Y no quiso ser obispo
Santo y muy influyente
Uno tiene cierta debilidad por san Juan de Ávila. Se la inculcaron los jesuitas en la antigua Universidad de Comillas. Recuerdo que nos hablaban de su relación con san Ignacio de Loyola. Hablaban de la admiración y el afecto que el fundador de la Compañía le tuvo, del interés de contar con él entre los primeros jesuitas. Nos citaban unas palabras del guipuzcoano que sonaban más o menos: “Si el maestro Juan de Ávila quisiera entrar en la Compañía de Jesús, saldríamos a su encuentro para recibirlo en andas”. Ahora se recuerda la talla excepcional del “apóstol de Andalucía” y el enorme influjo que ejerció sobre santos y escritores como el propio san Ignacio, santa Teresa de Ávila, san Juan de la Cruz, santo Tomás de Villanueva, San Pedro de Alcántara, san Francisco de Borja, san Juan de Dios... Y sobre otros conocidos santos europeos.
Lo curioso es que al maestro Ávila sólo le alcanzó la beatificación tres siglos después, en 1894. Y la canonización en 1970, mucho más tarde que a los discípulos en cuya conversión influyó o a quienes ayudó con su doctrina y ejemplo... ¿Razones? El obispo Demetrio Fernández declara: “Los procesos de religiosos, que tienen una congregación detrás, son más rápidos. Pero él era un sacerdote diocesano...”. Lo cual nos lleva, una vez más, a pensar en lo relativo del catálogo oficial de los santos. Si para superar el proceso con prontitud hace falta la retaguardia de una congregación religiosa, es de suponer que será muy, muy difícil, casi imposible, que llegue a los altares un modesto fontanero o la heroica madre de familia perdida en una aldea.. Pero, en fin, éste es uno de los lados humanos de nuestra santa Madre Iglesia.
Erasmista, con amor
Se recuerda ahora también que Juan de Ávila sufrió dos años de cárcel y un proceso de la Inquisición, acusado de erasmismo en sus sermones.

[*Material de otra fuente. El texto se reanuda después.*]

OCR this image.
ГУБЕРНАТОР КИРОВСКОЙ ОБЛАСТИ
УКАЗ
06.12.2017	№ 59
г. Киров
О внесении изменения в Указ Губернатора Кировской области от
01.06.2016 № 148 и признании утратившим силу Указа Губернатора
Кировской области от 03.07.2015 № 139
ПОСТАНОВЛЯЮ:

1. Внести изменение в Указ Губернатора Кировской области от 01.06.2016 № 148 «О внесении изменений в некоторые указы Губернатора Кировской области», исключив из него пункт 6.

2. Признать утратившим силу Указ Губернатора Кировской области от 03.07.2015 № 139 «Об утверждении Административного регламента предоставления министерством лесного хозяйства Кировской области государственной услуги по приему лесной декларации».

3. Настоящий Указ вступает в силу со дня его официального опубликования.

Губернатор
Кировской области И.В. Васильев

Los alumnos de bachillerato saben (lo sabían antes, al menos) que el erasmismo fue un movimiento iniciado por Erasmo de Rotterdam (1467-1536), que buscaba volver a las fuentes genuinas de la Escritura y de la vida cristiana y criticaba los defectos y la poca ejemplaridad de los dignatarios eclesiásticos. Evidentemente, la época en que creció Juan de Ávila no fue la más brillante en la historia de la Iglesia y de la santidad de sus ministros. Él trabajó afanosamente por la preparación y la reforma del clero rimando con el espíritu del concilio de Trento.
No quiso la mitra ni el capelo
Lo cierto es que el “apóstol de Andalucía” y maestro de santos españoles y foráneos, no quiso ser obispo. No aceptó el arzobispado de Granada y el obispado de Segovia. Tampoco quiso ser cardenal, a propuesta del papa Paulo III. Lo reconozco: siempre me han caído bien unos pocos sacerdotes de los que he sabido que rehusaron el episcopado. Como el actual procedimiento de designación se mueve en el secreto de un círculo muy reducido de actores, nunca sabremos si la negativa constituye una rara excepción o es más frecuente de lo que podemos suponer. Benedicto XVI hablaba no hace mucho de la ambición que lleva a algunos clérigos a hacer carrera. Se supone que tal ambición está más extendida entre quienes culminan los ascensos que entre quienes nunca tuvieron interés en inciciarlos. En cualquier caso, se impone en nuestro tiempo una prudente y responsable participación del clero y del pueblo para que a algo tan importante en la Iglesia como el servicio episcopal lleguen siempre los mejores. Y los mejores no serán necesariamente quienes más busquen y trabajen su nombramiento o quienes más inclinados se sientan a aceptarlo. La humildad y el despego por los cargos es también un dato a tener en cuenta en la personalidad del nuevo doctor de la Iglesia.